What it means for you
If you have type 1 or type 2 diabetes, you may be at higher risk of having:
- a large baby – which increases the risk of a difficult birth, having your labour induced or needing a caesarean section
- a miscarriage
People with diabetes are at risk of developing problems with their eyes (diabetic retinopathy) and kidneys (diabetic nephropathy).
Some people with type 1 diabetes can develop diabetic ketoacidosis, where harmful chemicals called ketones build up in the blood.
Pregnancy can increase your risk of developing these problems or make existing ones worse.
What it means for your baby
If you have type 1 or type 2 diabetes, your baby may be at higher risk of:
- having health problems shortly after birth, such as heart and breathing problems, and needing hospital care
- developing obesity or diabetes later in life
There's also a slightly higher chance of your baby being born with birth defects, particularly heart and nervous system abnormalities, or being stillborn or dying soon after birth.
But managing your diabetes well, before and during your pregnancy, will help to reduce these risks.
Reducing the risks
The best way to reduce the risks to you and your baby is to ensure your diabetes is well controlled before you become pregnant.
Before you start trying for a baby, ask your GP or diabetes specialist (diabetologist) for advice. You should be referred to a diabetic pre-conception clinic for support.
You should be offered a blood test, called an HbA1c test, every month. This measures the level of glucose in your blood.
It's best if the level is no more than 6.5% before you get pregnant. If you can't get your level below 6.5%, try to get it as close as possible to reduce the risk of complications for you and your baby.
If your blood glucose level is above 10%, your care team should strongly advise you not to try for a baby until it has fallen.
You should continue using contraceptives until you get your blood glucose under control. Your GP or diabetes specialist can advise you on how best to do this.
If you have type 1 diabetes, you should be given testing strips and a monitor to test your blood ketone levels, to check for diabetic ketoacidosis. You should use these if your blood glucose levels are high, or if you are vomiting or have diarrhoea.
Women with diabetes should take a higher dose of 5 milligrams (mg) of folic acid each day while trying to get pregnant and until they are 12 weeks pregnant. Your doctor will have to prescribe this, as 5mg tablets are not available over the counter.
Taking folic acid helps to prevent your baby from developing birth defects, such as spina bifida.
Your diabetes treatment in pregnancy
Your doctors may recommend changing your treatment regime during pregnancy.

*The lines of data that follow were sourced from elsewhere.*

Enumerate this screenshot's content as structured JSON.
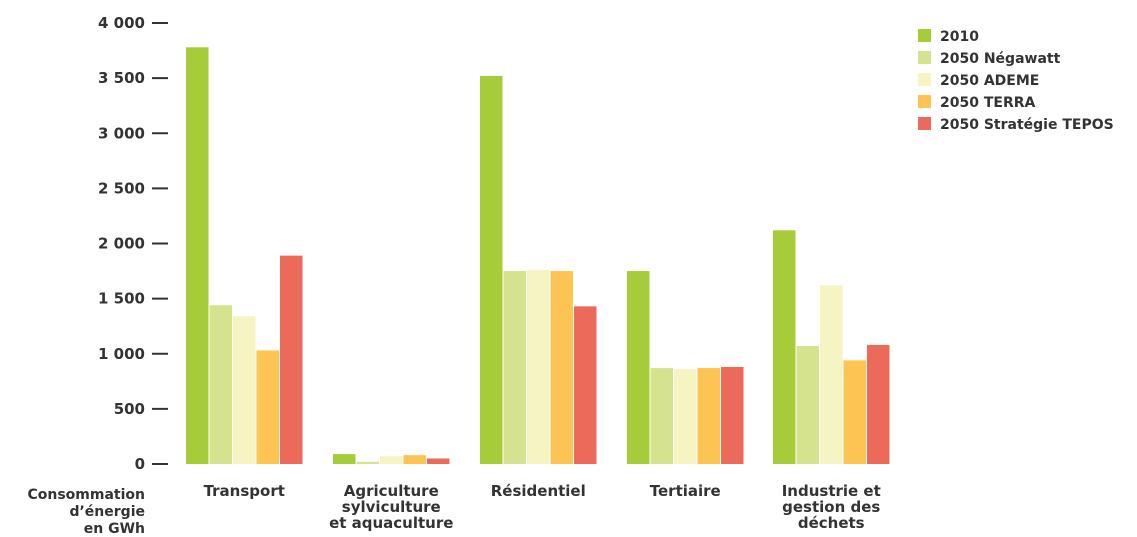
{
  "chart_data": {
    "type": "bar",
    "title": "",
    "ylabel_lines": [
      "Consommation",
      "d’énergie",
      "en GWh"
    ],
    "xlabel": "",
    "ylim": [
      0,
      4000
    ],
    "yticks": [
      0,
      500,
      1000,
      1500,
      2000,
      2500,
      3000,
      3500,
      4000
    ],
    "ytick_labels": [
      "0",
      "500",
      "1 000",
      "1 500",
      "2 000",
      "2 500",
      "3 000",
      "3 500",
      "4 000"
    ],
    "grid": false,
    "legend_position": "top-right",
    "categories": [
      [
        "Transport"
      ],
      [
        "Agriculture",
        "sylviculture",
        "et aquaculture"
      ],
      [
        "Résidentiel"
      ],
      [
        "Tertiaire"
      ],
      [
        "Industrie et",
        "gestion des",
        "déchets"
      ]
    ],
    "series": [
      {
        "name": "2010",
        "color": "#a7cc39",
        "values": [
          3780,
          90,
          3520,
          1750,
          2120
        ]
      },
      {
        "name": "2050 Négawatt",
        "color": "#d5e38e",
        "values": [
          1440,
          20,
          1750,
          870,
          1070
        ]
      },
      {
        "name": "2050 ADEME",
        "color": "#f6f4c2",
        "values": [
          1340,
          70,
          1760,
          860,
          1620
        ]
      },
      {
        "name": "2050 TERRA",
        "color": "#fdc454",
        "values": [
          1030,
          80,
          1750,
          870,
          940
        ]
      },
      {
        "name": "2050 Stratégie TEPOS",
        "color": "#ec6a5a",
        "values": [
          1890,
          50,
          1430,
          880,
          1080
        ]
      }
    ]
  }
}
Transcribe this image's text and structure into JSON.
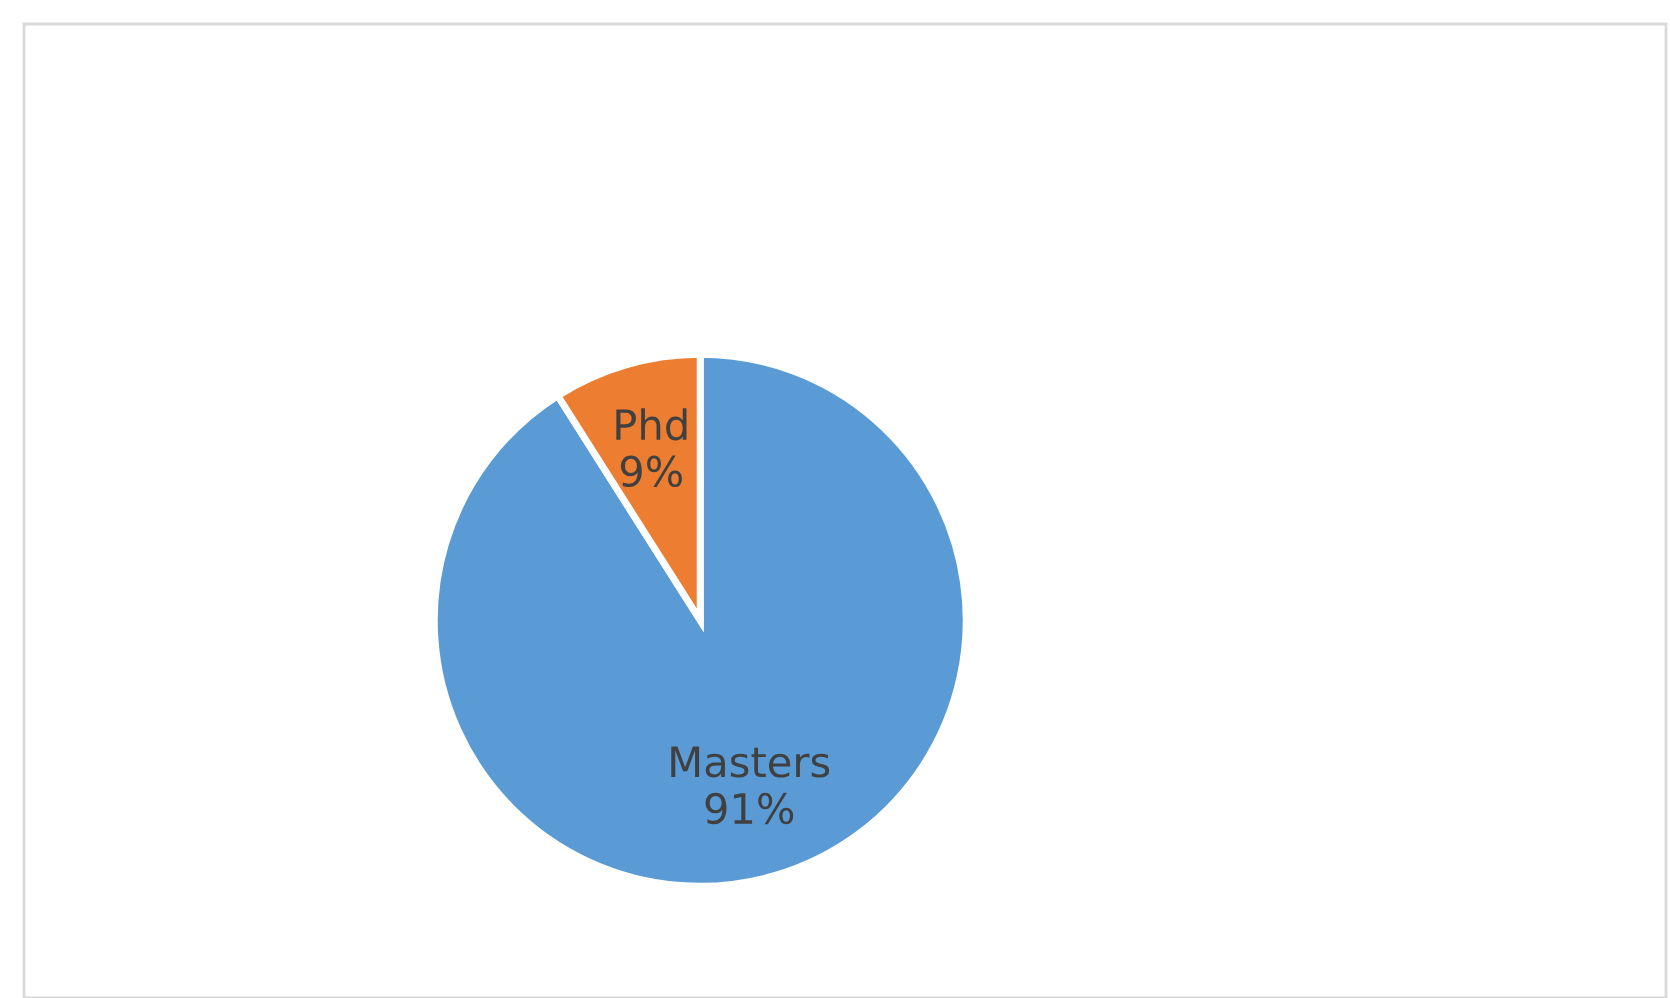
{
  "chart_data": {
    "type": "pie",
    "categories": [
      "Masters",
      "Phd"
    ],
    "values": [
      91,
      9
    ],
    "colors": [
      "#5b9bd5",
      "#ed7d31"
    ],
    "value_labels": [
      "91%",
      "9%"
    ],
    "legend": false
  }
}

If you usually take tablets to control your diabetes, you'll normally be advised to switch to insulin injections, either with or without a drug called metformin.
If you already use insulin injections to control your diabetes, you may need to switch to a different type of insulin.
If you take drugs for conditions related to your diabetes, such as high blood pressure, these may have to be changed.
It's very important to attend any appointments made for you so that your care team can monitor your condition and react to any changes that could affect your or your baby's health.
You will need to monitor your blood glucose levels more frequently during pregnancy, especially since nausea and vomiting (morning sickness) can affect them. Your GP or midwife will be able to advise you on this.
Keeping your blood glucose levels low may mean you have more low-blood-sugar (hypoglycaemic) attacks ("hypos"). These are harmless for your baby, but you and your partner need to know how to cope with them. Talk to your doctor or diabetes specialist.
Diabetic eye screening in pregnancy
You will be offered regular diabetic eye screening during your pregnancy. This is to check for signs of diabetic eye disease (diabetic retinopathy).
Screening is very important when you are pregnant because the risk of serious eye problems is greater in pregnancy.
Diabetic retinopathy is treatable, especially if it is caught early.
If you decide not to have the test, you should tell the clinician looking after your diabetes care during pregnancy.
Labour and birth
If you have diabetes, it's strongly recommended that you give birth in a hospital with the support of a consultant-led maternity team.
Your doctors may recommend having your labour started early (induced) because there may be an increased risk of complications for you or your baby if your pregnancy carries on for too long.
If your baby is larger than expected, your doctors might discuss your options for the delivery and may suggest an elective caesarean section.
Your blood glucose should be measured every hour during labour and birth. You may be given a drip in your arm with insulin and glucose if there are problems.
After the birth
Feed your baby as soon as possible after the birth – within 30 minutes – to help keep your baby's blood glucose at a safe level.
Your baby will have a heel prick blood test a few hours after they're born to check if their blood glucose level is too low.
If your baby's blood glucose can't be kept at a safe level, or they are having problems feeding, they may need extra care. Your baby may need to be fed through a tube or given a drip to increase their blood glucose.
Read more about special care for babies.
When your pregnancy is over, you won't need as much insulin to control your blood glucose. You can decrease your insulin to your pre-pregnancy dose or return to the tablets you were taking before you became pregnant. Talk to your doctor about this.
You should be offered a test to check your blood glucose levels before you go home and at your 6-week postnatal check. You should also be given advice on diet and exercise.